A FORMER fisherman from Shetland walked free after a five day trial at Lerwick Sheriff Court on Friday having been cleared of stabbing a man in a violent fight outside a local hotel.
Sydney Peter James Johnson, of Clothister, Sullom, had denied brandishing a knife and stabbing his victim in the Brae Hotel car park on 20 January last year.
The jury decided this charge was not proven, however they did find Johnson (known as James) guilty of assaulting Andrew Smith by punching him in the chest, for which he was admonished.
The trial heard that 22 year old Johnson had gone to the hotel with Smith’s ex partner Charlotte Jeffery, to have some of her belongings returned after the pair had separated.

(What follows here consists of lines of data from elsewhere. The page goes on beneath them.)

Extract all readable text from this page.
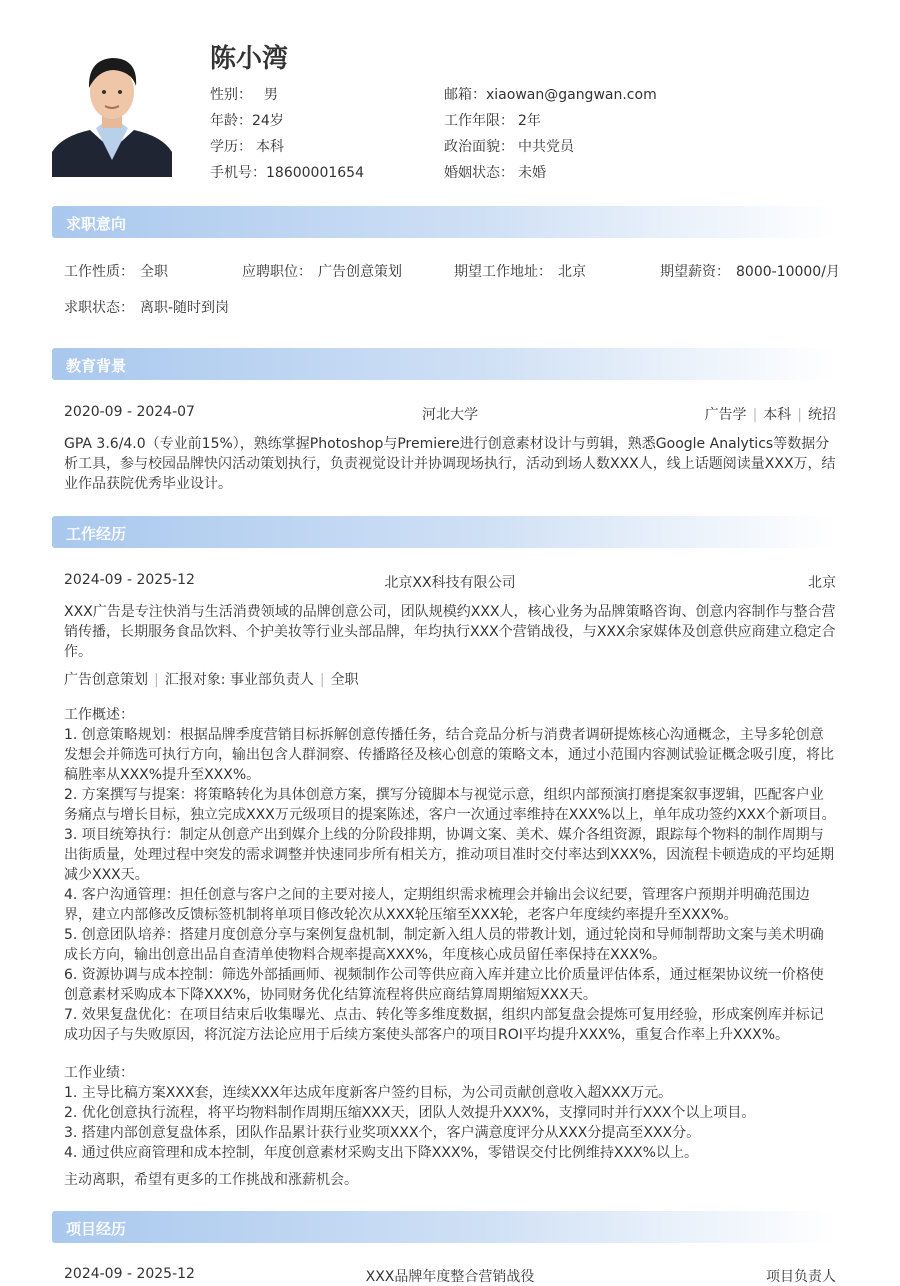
陈小湾
性别： 男	邮箱：xiaowan@gangwan.com
年龄：24岁	工作年限： 2年
学历： 本科	政治面貌： 中共党员
手机号：18600001654	婚姻状态： 未婚
求职意向
工作性质： 全职	应聘职位： 广告创意策划	期望工作地址： 北京	期望薪资： 8000-10000/月
求职状态： 离职-随时到岗
教育背景
2020-09 - 2024-07	河北大学	广告学 | 本科 | 统招
GPA 3.6/4.0（专业前15%），熟练掌握Photoshop与Premiere进行创意素材设计与剪辑，熟悉Google Analytics等数据分析工具，参与校园品牌快闪活动策划执行，负责视觉设计并协调现场执行，活动到场人数XXX人，线上话题阅读量XXX万，结业作品获院优秀毕业设计。
工作经历
2024-09 - 2025-12	北京XX科技有限公司	北京
XXX广告是专注快消与生活消费领域的品牌创意公司，团队规模约XXX人，核心业务为品牌策略咨询、创意内容制作与整合营销传播，长期服务食品饮料、个护美妆等行业头部品牌，年均执行XXX个营销战役，与XXX余家媒体及创意供应商建立稳定合作。
广告创意策划 | 汇报对象: 事业部负责人 | 全职
工作概述：
1. 创意策略规划：根据品牌季度营销目标拆解创意传播任务，结合竞品分析与消费者调研提炼核心沟通概念，主导多轮创意发想会并筛选可执行方向，输出包含人群洞察、传播路径及核心创意的策略文本，通过小范围内容测试验证概念吸引度，将比稿胜率从XXX%提升至XXX%。
2. 方案撰写与提案：将策略转化为具体创意方案，撰写分镜脚本与视觉示意，组织内部预演打磨提案叙事逻辑，匹配客户业务痛点与增长目标，独立完成XXX万元级项目的提案陈述，客户一次通过率维持在XXX%以上，单年成功签约XXX个新项目。
3. 项目统筹执行：制定从创意产出到媒介上线的分阶段排期，协调文案、美术、媒介各组资源，跟踪每个物料的制作周期与出街质量，处理过程中突发的需求调整并快速同步所有相关方，推动项目准时交付率达到XXX%，因流程卡顿造成的平均延期减少XXX天。
4. 客户沟通管理：担任创意与客户之间的主要对接人，定期组织需求梳理会并输出会议纪要，管理客户预期并明确范围边界，建立内部修改反馈标签机制将单项目修改轮次从XXX轮压缩至XXX轮，老客户年度续约率提升至XXX%。
5. 创意团队培养：搭建月度创意分享与案例复盘机制，制定新入组人员的带教计划，通过轮岗和导师制帮助文案与美术明确成长方向，输出创意出品自查清单使物料合规率提高XXX%，年度核心成员留任率保持在XXX%。
6. 资源协调与成本控制：筛选外部插画师、视频制作公司等供应商入库并建立比价质量评估体系，通过框架协议统一价格使创意素材采购成本下降XXX%，协同财务优化结算流程将供应商结算周期缩短XXX天。
7. 效果复盘优化：在项目结束后收集曝光、点击、转化等多维度数据，组织内部复盘会提炼可复用经验，形成案例库并标记成功因子与失败原因，将沉淀方法论应用于后续方案使头部客户的项目ROI平均提升XXX%，重复合作率上升XXX%。
工作业绩：
1. 主导比稿方案XXX套，连续XXX年达成年度新客户签约目标，为公司贡献创意收入超XXX万元。
2. 优化创意执行流程，将平均物料制作周期压缩XXX天，团队人效提升XXX%，支撑同时并行XXX个以上项目。
3. 搭建内部创意复盘体系，团队作品累计获行业奖项XXX个，客户满意度评分从XXX分提高至XXX分。
4. 通过供应商管理和成本控制，年度创意素材采购支出下降XXX%，零错误交付比例维持XXX%以上。
主动离职，希望有更多的工作挑战和涨薪机会。
项目经历
2024-09 - 2025-12	XXX品牌年度整合营销战役	项目负责人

However when the meeting took place in the hotel’s Northern Lights bar, Smith attacked Johnson and then dragged his ex-partner outside to a waiting car and slashed her face with a blade.
One witness, Shaun Hurson, said that he and Johnson rushed outside to stop Smith from kidnapping the woman, and both punched him.
Smith was later found lying in a pool of his own blood, accusing Johnson of stabbing him.
Procurator fiscal Saima Rasheed said CCTV footage showed Johnson pulling a knife out of his back pocket and showing it to his friends, but Johnson denied ever having a knife with him.
Rasheed told the jury there was enough circumstantial evidence to convict Johnson of the stabbing.
However defence agent Tommy Allan retorted that nobody had given evidence saying that they saw Johnson stab Smith.
“There’s not even corroborated evidence that Mr Johnson had a knife,” he said.
“If you do have any doubt, it’s your duty to give the benefit of that doubt to Mr Johnson. You must do that. The law requires it and justice demands it.”
After the jury returned their verdict, Sheriff Philip Mann said it was clear that there was “very considerable provocation involved here” and he was not surprised Johnson had intervened to save the woman.
“It would be punishment enough that there is conviction at sheriff and jury level,” the sheriff said.
Johnson had also denied being in possession of a metal pipe and a knife without reasonable excuse, and trying to defeat the ends of justice by hiding the weapons. These charges were dropped by the Crown on the fourth day of the trial.